I was a sophomore at Duke in December, 1969, living in York House–one of the "new" dorms on west campus. The night of the draft lottery a group of us attended a basketball game at the old Greensboro Coliseum. The freshmen were tasked to take turns listening to the lottery on a transistor radio and immediately report as each number was drawn. I drew number 118.
I was then a "contract" NROTC student, meaning that I was not on scholarship. The morning after the lottery happened to be our weekly NROTC drill day. When I walked into the NROTC unit that morning there were stacks of uniforms piled high on the conference room table! It seems that more than a dozen "regular" NROTC students who drew high numbers in the lottery simply turned in their uniforms and walked away from full scholarships, free textbooks and the magnificent–for the time–monthly stipend of $100.
A week or two after that, I was approached by the Commanding Officer of the NROTC unit. Captain Cocowich, a distinguished Naval pilot, asked if I would be interested in taking up one of the scholarships vacated by my peers. I thought about it for maybe 10 seconds, and gladly accepted the Captain’s offer.

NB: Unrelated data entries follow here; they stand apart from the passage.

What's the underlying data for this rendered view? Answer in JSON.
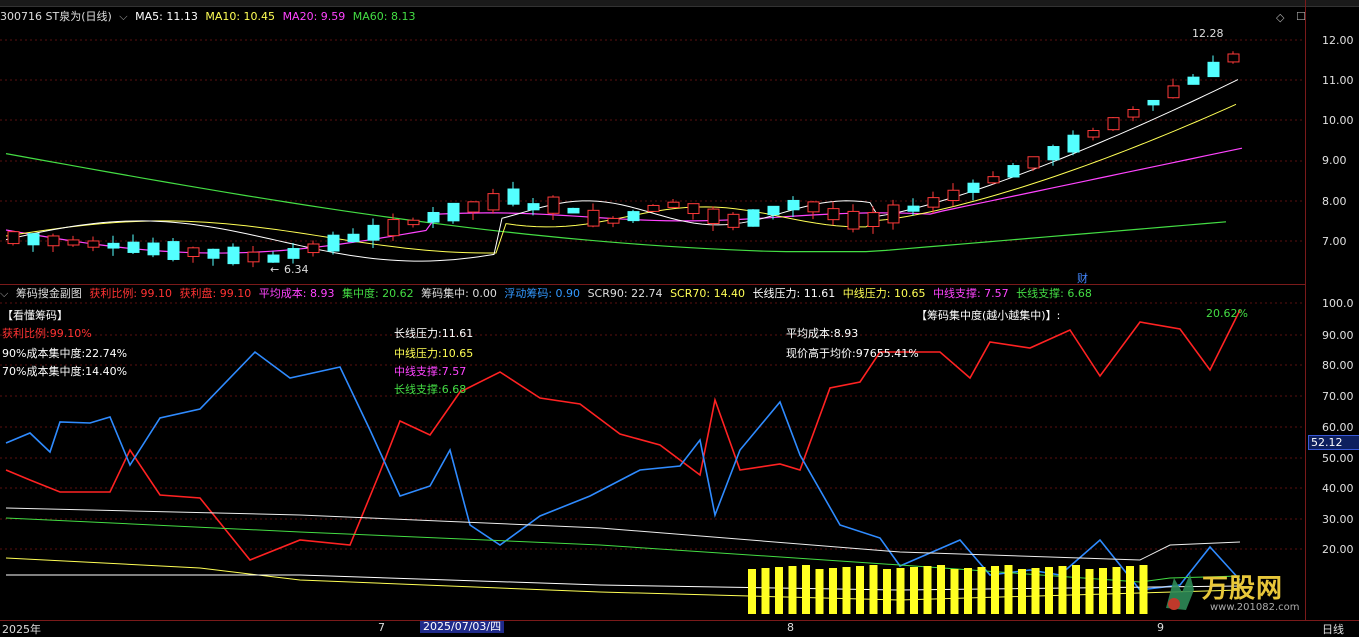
{
  "header": {
    "stock": "300716 ST泉为(日线)",
    "ma": [
      {
        "label": "MA5: 11.13",
        "color": "#ffffff"
      },
      {
        "label": "MA10: 10.45",
        "color": "#ffff55"
      },
      {
        "label": "MA20: 9.59",
        "color": "#ff44ff"
      },
      {
        "label": "MA60: 8.13",
        "color": "#44dd44"
      }
    ],
    "top_right_labels": [
      "◇",
      "☐"
    ]
  },
  "sub_header": {
    "title": "筹码搜金副图",
    "items": [
      {
        "label": "获利比例: 99.10",
        "color": "#ff3333"
      },
      {
        "label": "获利盘: 99.10",
        "color": "#ff3333"
      },
      {
        "label": "平均成本: 8.93",
        "color": "#ff44ff"
      },
      {
        "label": "集中度: 20.62",
        "color": "#44dd44"
      },
      {
        "label": "筹码集中: 0.00",
        "color": "#dddddd"
      },
      {
        "label": "浮动筹码: 0.90",
        "color": "#3399ff"
      },
      {
        "label": "SCR90: 22.74",
        "color": "#dddddd"
      },
      {
        "label": "SCR70: 14.40",
        "color": "#ffff55"
      },
      {
        "label": "长线压力: 11.61",
        "color": "#ffffff"
      },
      {
        "label": "中线压力: 10.65",
        "color": "#ffff55"
      },
      {
        "label": "中线支撑: 7.57",
        "color": "#ff44ff"
      },
      {
        "label": "长线支撑: 6.68",
        "color": "#44dd44"
      }
    ]
  },
  "main_chart": {
    "y_ticks": [
      "12.00",
      "11.00",
      "10.00",
      "9.00",
      "8.00",
      "7.00"
    ],
    "high_label": "12.28",
    "low_label": "6.34",
    "cai_label": "财"
  },
  "sub_chart": {
    "y_ticks": [
      "100.0",
      "90.00",
      "80.00",
      "70.00",
      "60.00",
      "50.00",
      "40.00",
      "30.00",
      "20.00"
    ],
    "current_value": "52.12",
    "annotations": {
      "title_left": "【看懂筹码】",
      "profit_ratio": "获利比例:99.10%",
      "scr90": "90%成本集中度:22.74%",
      "scr70": "70%成本集中度:14.40%",
      "long_pressure": "长线压力:11.61",
      "mid_pressure": "中线压力:10.65",
      "mid_support": "中线支撑:7.57",
      "long_support": "长线支撑:6.68",
      "avg_cost": "平均成本:8.93",
      "above_avg": "现价高于均价:97655.41%",
      "concentration_title": "【筹码集中度(越小越集中)】:",
      "concentration_value": "20.62%"
    }
  },
  "x_axis": {
    "labels": [
      {
        "text": "2025年"
      },
      {
        "text": "7"
      },
      {
        "text": "8"
      },
      {
        "text": "9"
      }
    ],
    "selected_date": "2025/07/03/四",
    "period": "日线"
  },
  "logo": {
    "name": "万股网",
    "url_text": "www.201082.com"
  }
}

I beat feet to the closest pay phone (remember those big black phones hanging on the wall that you actually stuck coins into?) to call my Dad in Oklahoma to ask if I had done the right thing by accepting the Navy’s offer of a full scholarship to Duke in exchange for four years of service as an officer. My Dad assured me that I had done the right thing. My younger brother has yet to thank me for his undergraduate degree that the Navy inadvertently funded.
After graduation, I was commissioned in the Navy Supply Corps. I served aboard a large frigate in the Atlantic fleet, homeported first in Newport, RI and then in Jacksonville, Florida. I made one deployment to the Mediterranean, which hooked me on international travel and working abroad. I worked an assignment to a NATO staff in Portugal where I lived shortly after the "flower revolution". After an ill-advised decision to leave the Navy after 8 years, I went into international business and spent the bulk of my career working in Europe, the Middle East and Africa. I stayed in the Naval Reserve and took a voluntary recall to active duty in Germany–of all places–in 1994. I served there for 4 years and then stayed on for another 4 years working as a contractor supplying food to US forces throughout Europe.
So, the outcome of the lottery turned out to be very beneficial for me. I ended up in a career that may not have made me as much money as another line of work, but I have certainly been more places, seen more things and enjoyed more people around the globe than many of my peers. And that, as the MasterCard slogan says, is priceless.
In fact, I think we should bring back the draft. Not because the military wants it (they don’t). It is my personal belief that there is no better way to fire up the American melting pot than by throwing young people (of both genders these days) into a great leveling mixing bowl for a year or two.